言葉のあとにできる間も、互いの速さを守る会話の一部です。少し遅れて返す言葉をすぐ役立つ話へ変えず、そこにある小さな動きから考えてみます。

立派な出来事ではないぶん、説明を整えずに眺められます。その気楽さも日常の話にはよく似合います。

間は会話の外ではない

間が空いた事実を長く説明しなくても、いま書ける一言から会話は再開できます。

すぐ返すことが親しさとは限りません。考えている、手を止めている、別のことへ戻っているなど、間にはいくつもの理由があります。

少し遅れて返す言葉を近くで見る日もあれば、気づかず通り過ぎる日もあります。その差は注意深さの優劣ではなく、今日どこへ気持ちが向いていたかを示しているだけです。

会話は、うまく続けた長さだけで決まりません。短い一言や少しの間にも、互いの存在を雑に扱わないための形があります。

考える速さは人によって違う

遅れたことへの短い言葉と、伝えたかった内容を一緒に置けます。

沈黙を自分の失敗へ結びつけずにいると、次の言葉を急いで作らずに済みます。会話は少し休んでも壊れません。

理由をきれいに説明できなくても、その感触はなくなりません。
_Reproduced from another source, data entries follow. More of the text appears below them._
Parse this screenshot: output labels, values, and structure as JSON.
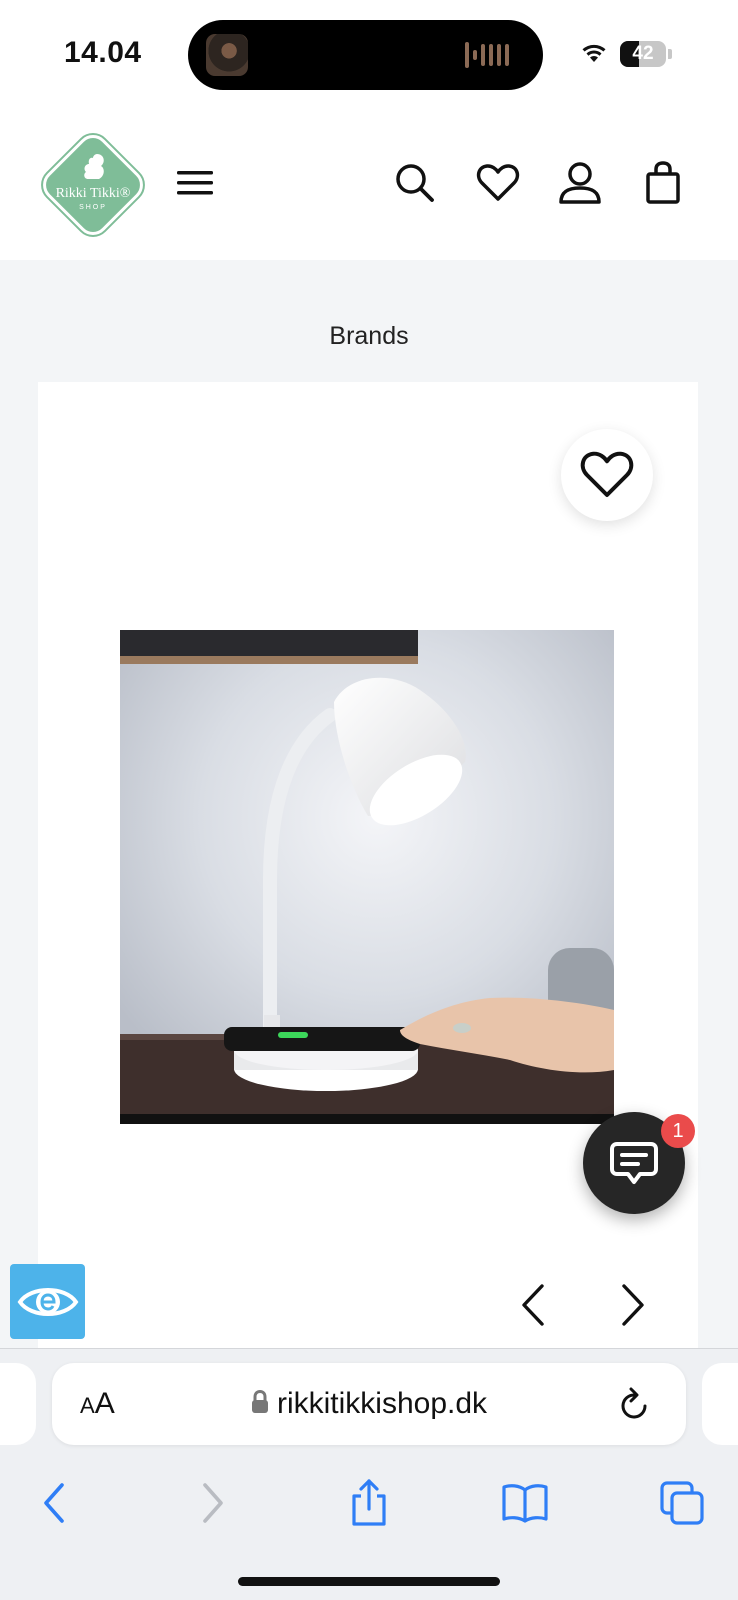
{
  "status_bar": {
    "time": "14.04",
    "battery_level": "42",
    "battery_fraction": 0.42
  },
  "header": {
    "logo_text": "Rikki Tikki®",
    "logo_sub": "SHOP",
    "icons": [
      "menu-icon",
      "search-icon",
      "heart-icon",
      "account-icon",
      "bag-icon"
    ]
  },
  "breadcrumb": "Brands",
  "product": {
    "image": "desk lamp with wireless charging base",
    "wishlist_icon": "heart-icon",
    "prev_icon": "chevron-left-icon",
    "next_icon": "chevron-right-icon"
  },
  "chat": {
    "badge_count": "1",
    "icon": "chat-bubble-icon"
  },
  "accessibility": {
    "icon": "eye-icon",
    "color": "#4db3ea"
  },
  "safari": {
    "text_size_label_small": "A",
    "text_size_label_large": "A",
    "url": "rikkitikkishop.dk",
    "accent": "#2f7ef6",
    "toolbar_icons": [
      "back-icon",
      "forward-icon",
      "share-icon",
      "bookmarks-icon",
      "tabs-icon"
    ]
  },
  "colors": {
    "brand_green": "#7fbd98",
    "chat_badge": "#ea4b4b",
    "page_bg": "#f3f5f7"
  }
}
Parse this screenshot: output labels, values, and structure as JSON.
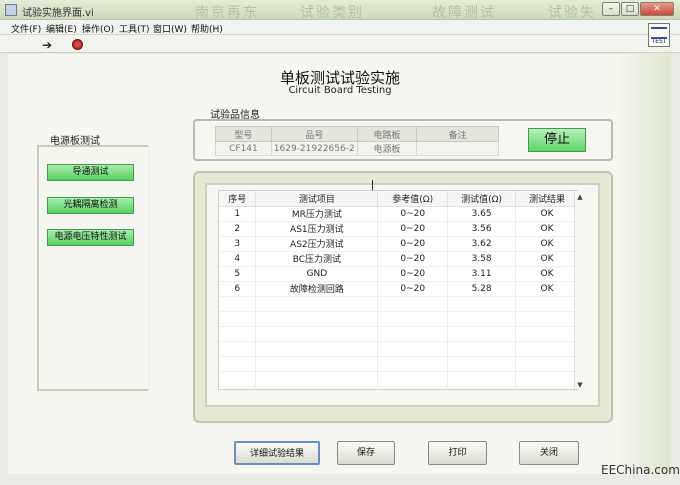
{
  "window": {
    "title": "试验实施界面.vi",
    "ghost_tabs": [
      "南京再东",
      "试验类别",
      "故障测试",
      "试验失"
    ],
    "minimize": "–",
    "maximize": "□",
    "close": "✕"
  },
  "menu": [
    "文件(F)",
    "编辑(E)",
    "操作(O)",
    "工具(T)",
    "窗口(W)",
    "帮助(H)"
  ],
  "toolbar": {
    "run_icon": "➔",
    "test_badge": "TEST"
  },
  "header": {
    "title": "单板测试试验实施",
    "subtitle": "Circuit Board Testing"
  },
  "sample_info": {
    "label": "试验品信息",
    "columns": [
      "型号",
      "品号",
      "电路板",
      "备注"
    ],
    "row": [
      "CF141",
      "1629-21922656-2",
      "电源板",
      ""
    ]
  },
  "stop_button": "停止",
  "power_test": {
    "label": "电源板测试",
    "buttons": [
      "导通测试",
      "光耦隔离检测",
      "电源电压特性测试"
    ]
  },
  "results": {
    "columns": [
      "序号",
      "测试项目",
      "参考值(Ω)",
      "测试值(Ω)",
      "测试结果"
    ],
    "rows": [
      [
        "1",
        "MR压力测试",
        "0~20",
        "3.65",
        "OK"
      ],
      [
        "2",
        "AS1压力测试",
        "0~20",
        "3.56",
        "OK"
      ],
      [
        "3",
        "AS2压力测试",
        "0~20",
        "3.62",
        "OK"
      ],
      [
        "4",
        "BC压力测试",
        "0~20",
        "3.58",
        "OK"
      ],
      [
        "5",
        "GND",
        "0~20",
        "3.11",
        "OK"
      ],
      [
        "6",
        "故障检测回路",
        "0~20",
        "5.28",
        "OK"
      ]
    ]
  },
  "footer_buttons": [
    "详细试验结果",
    "保存",
    "打印",
    "关闭"
  ],
  "watermark": "EEChina.com",
  "colors": {
    "green_button": "#5cd466",
    "panel_bg": "#f4f6ef",
    "frame_bg": "#e4e9d4"
  }
}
言葉にできる部分だけを拾い、残りは曖昧なまま置いておけます。

次の言葉がなくても終われる

次の一言が浮かばなければ、今日はそこまでにするのも自然な終わり方です。

言葉が足りないと感じても、次のやり取りで少しずつ足せます。

読み終えたら、いま目の前にあるものを一つ眺めてみましょう。そこにも短い話の入口があるかもしれません。